J’avoue pourtant que je n’en ferais pas pour ma part le chef-d’œuvre que l’on a dit, et que je lui ai très certainement préféré – comparaison presque inévitable – Les orphelins du ciel. Le roman de Robert Heinlein me paraît en effet à la fois bien plus crédible (à cet égard, la conscience de la plupart des protagonistes de se trouver à bord d’un vaisseau, quand bien même ils ne savent pas pourquoi et ne font que répéter ce qui leur a été dit, m’a semblé un peu maladroite, notamment) et plus pertinent, car plus resserré, sans doute : là où Brian Aldiss ouvre de nombreuses pistes, dont bon nombre se révèlent finalement des impasses, là où il a régulièrement recours à quelques artifices un peu gratuits pour maintenir l’intérêt du lecteur, Heinlein livre par contre un roman tout entier consacré à son sujet, où l’analyse de la croyance prime sur le reste, pour un résultat remarquablement efficace ; Les orphelins du ciel est ainsi, sans surprise, une oeuvre plus maîtrisée que le roman de jeunesse qu’est malgré tout Croisière sans escale.

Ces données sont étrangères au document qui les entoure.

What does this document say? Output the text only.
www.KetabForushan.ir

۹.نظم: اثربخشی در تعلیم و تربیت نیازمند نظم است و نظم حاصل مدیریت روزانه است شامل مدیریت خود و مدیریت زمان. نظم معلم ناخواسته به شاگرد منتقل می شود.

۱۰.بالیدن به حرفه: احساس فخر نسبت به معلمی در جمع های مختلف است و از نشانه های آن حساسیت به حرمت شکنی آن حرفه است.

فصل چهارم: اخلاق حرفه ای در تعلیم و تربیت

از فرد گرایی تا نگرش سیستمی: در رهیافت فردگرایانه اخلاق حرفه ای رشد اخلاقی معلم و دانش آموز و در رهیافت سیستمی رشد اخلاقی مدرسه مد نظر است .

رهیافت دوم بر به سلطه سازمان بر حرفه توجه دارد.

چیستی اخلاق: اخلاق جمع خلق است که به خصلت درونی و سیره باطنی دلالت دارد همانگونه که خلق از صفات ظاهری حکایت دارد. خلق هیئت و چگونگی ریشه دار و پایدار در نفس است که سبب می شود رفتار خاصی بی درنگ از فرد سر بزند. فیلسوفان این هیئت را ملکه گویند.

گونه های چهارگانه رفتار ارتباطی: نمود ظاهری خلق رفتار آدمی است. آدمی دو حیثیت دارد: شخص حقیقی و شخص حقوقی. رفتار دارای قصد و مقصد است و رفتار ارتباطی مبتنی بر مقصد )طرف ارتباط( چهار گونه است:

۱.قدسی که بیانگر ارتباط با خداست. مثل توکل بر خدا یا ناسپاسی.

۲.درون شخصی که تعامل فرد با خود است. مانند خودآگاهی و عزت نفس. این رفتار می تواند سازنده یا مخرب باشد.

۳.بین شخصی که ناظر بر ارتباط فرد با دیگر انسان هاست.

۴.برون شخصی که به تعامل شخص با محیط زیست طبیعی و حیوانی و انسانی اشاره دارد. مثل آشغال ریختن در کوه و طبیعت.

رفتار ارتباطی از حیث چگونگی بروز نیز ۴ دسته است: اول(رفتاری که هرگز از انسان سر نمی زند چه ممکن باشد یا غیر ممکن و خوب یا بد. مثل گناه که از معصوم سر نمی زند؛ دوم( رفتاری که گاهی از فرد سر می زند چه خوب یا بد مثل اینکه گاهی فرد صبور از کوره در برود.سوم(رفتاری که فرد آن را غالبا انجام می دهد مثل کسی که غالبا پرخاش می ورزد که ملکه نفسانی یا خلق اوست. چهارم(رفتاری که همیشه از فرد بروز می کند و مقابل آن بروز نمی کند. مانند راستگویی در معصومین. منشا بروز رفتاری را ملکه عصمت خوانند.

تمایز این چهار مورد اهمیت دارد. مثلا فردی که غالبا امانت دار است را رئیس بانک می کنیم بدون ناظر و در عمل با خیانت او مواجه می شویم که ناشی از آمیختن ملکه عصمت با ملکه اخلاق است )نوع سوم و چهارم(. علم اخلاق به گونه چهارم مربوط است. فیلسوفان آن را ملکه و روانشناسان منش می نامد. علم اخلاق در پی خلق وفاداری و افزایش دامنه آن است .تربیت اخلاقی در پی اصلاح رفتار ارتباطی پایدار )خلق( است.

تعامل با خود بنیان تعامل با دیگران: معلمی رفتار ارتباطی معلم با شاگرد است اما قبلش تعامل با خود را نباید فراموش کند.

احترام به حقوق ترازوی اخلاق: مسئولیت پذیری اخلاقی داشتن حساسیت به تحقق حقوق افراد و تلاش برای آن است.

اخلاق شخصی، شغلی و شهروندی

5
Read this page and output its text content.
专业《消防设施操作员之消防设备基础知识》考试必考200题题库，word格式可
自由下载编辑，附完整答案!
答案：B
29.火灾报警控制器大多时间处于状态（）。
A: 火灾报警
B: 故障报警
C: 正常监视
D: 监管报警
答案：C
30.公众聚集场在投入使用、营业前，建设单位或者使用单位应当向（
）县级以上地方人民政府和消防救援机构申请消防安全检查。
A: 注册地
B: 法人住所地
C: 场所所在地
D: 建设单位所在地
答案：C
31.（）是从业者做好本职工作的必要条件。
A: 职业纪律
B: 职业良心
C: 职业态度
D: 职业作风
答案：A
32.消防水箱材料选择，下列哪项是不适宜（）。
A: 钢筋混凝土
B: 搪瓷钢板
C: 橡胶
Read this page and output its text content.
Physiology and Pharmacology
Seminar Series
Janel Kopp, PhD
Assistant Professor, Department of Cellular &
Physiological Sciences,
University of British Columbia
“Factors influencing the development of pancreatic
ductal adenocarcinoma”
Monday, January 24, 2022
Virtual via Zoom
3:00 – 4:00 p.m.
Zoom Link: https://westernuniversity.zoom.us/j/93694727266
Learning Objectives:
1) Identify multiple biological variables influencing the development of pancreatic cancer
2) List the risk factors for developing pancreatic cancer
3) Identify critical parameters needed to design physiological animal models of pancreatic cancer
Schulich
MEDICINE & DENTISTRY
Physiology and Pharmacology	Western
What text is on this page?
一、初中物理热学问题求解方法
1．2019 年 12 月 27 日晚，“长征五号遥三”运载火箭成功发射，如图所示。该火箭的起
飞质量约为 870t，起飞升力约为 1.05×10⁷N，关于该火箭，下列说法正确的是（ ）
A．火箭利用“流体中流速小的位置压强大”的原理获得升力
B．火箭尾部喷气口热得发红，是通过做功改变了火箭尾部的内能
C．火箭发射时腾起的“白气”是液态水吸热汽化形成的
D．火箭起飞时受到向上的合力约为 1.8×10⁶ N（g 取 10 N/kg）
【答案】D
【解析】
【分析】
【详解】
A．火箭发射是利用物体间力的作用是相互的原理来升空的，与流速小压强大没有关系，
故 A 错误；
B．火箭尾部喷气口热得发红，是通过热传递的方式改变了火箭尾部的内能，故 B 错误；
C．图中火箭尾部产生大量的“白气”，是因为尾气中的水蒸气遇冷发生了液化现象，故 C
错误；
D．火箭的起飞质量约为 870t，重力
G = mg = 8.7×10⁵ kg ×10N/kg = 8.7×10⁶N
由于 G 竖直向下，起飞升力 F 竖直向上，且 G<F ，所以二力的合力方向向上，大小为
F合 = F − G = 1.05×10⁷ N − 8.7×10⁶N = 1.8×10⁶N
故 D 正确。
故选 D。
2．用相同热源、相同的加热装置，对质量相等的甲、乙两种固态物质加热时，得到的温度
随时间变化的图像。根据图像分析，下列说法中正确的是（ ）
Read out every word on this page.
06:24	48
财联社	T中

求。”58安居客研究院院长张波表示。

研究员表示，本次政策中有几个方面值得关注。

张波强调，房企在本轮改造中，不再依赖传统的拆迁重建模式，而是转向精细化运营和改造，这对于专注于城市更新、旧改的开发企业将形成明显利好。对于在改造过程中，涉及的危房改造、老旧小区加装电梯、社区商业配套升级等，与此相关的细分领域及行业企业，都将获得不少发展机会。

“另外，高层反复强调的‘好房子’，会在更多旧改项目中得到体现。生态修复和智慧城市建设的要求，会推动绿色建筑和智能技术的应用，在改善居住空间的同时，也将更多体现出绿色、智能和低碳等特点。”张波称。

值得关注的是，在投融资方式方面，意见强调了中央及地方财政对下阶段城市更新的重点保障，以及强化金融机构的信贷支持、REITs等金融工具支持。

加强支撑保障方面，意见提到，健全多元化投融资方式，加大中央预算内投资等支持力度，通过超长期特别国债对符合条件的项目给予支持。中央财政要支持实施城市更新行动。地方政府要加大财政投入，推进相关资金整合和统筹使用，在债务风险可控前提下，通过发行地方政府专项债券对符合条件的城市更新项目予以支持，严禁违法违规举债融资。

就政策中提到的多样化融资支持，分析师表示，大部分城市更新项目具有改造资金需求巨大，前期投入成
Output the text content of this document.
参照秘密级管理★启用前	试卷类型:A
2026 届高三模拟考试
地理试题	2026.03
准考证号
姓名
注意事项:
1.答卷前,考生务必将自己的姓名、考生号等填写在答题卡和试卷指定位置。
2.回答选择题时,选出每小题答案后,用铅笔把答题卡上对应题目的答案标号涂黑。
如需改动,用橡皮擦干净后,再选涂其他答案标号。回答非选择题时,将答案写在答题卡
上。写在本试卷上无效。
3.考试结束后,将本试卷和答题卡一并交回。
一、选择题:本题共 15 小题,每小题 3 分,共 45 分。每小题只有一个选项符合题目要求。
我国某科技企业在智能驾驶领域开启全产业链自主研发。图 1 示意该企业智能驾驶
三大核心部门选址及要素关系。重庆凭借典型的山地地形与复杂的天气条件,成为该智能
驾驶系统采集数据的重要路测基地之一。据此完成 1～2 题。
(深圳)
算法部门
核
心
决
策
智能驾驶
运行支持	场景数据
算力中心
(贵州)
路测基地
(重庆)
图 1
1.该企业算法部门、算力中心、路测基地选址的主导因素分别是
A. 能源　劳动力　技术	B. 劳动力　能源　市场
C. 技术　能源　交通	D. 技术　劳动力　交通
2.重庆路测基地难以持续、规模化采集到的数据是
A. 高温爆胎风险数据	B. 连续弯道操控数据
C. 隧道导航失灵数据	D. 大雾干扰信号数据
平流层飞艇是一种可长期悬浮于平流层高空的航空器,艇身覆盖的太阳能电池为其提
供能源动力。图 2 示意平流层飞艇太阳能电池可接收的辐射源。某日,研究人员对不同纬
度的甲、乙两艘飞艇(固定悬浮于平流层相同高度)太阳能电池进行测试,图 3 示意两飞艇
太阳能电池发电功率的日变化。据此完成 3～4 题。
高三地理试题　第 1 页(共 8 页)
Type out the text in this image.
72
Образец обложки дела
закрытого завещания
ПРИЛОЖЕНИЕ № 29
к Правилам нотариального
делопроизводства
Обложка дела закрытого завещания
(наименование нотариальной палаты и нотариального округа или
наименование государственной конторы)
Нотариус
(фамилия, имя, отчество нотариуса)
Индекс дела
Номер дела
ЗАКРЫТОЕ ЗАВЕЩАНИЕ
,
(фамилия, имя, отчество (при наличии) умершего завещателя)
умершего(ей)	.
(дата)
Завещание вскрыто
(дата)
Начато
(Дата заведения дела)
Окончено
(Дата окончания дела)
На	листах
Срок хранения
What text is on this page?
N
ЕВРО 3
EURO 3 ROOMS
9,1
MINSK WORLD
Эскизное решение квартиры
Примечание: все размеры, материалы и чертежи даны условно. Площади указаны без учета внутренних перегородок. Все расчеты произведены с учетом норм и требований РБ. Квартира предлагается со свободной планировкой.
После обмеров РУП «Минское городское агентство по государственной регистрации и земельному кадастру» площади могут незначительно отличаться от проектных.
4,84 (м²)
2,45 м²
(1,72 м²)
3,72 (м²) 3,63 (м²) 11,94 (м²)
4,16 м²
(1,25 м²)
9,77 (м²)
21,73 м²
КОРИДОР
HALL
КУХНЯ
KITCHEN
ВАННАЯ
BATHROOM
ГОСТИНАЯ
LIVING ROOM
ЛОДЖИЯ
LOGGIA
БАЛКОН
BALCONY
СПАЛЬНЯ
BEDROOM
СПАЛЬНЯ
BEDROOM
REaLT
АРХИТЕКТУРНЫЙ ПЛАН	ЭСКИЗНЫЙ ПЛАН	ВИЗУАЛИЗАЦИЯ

Qu’on ne s’y trompe pas : Croisière sans escale vaut assurément d’être lu, cinquante ans après sa parution. Il est bien une superbe illustration d’un thème que j’ai toujours trouvé pour ma part remarquablement fascinant, un roman à la fois divertissant et intelligent, bien représentatif à cet égard de ce qui fait la meilleure science-fiction.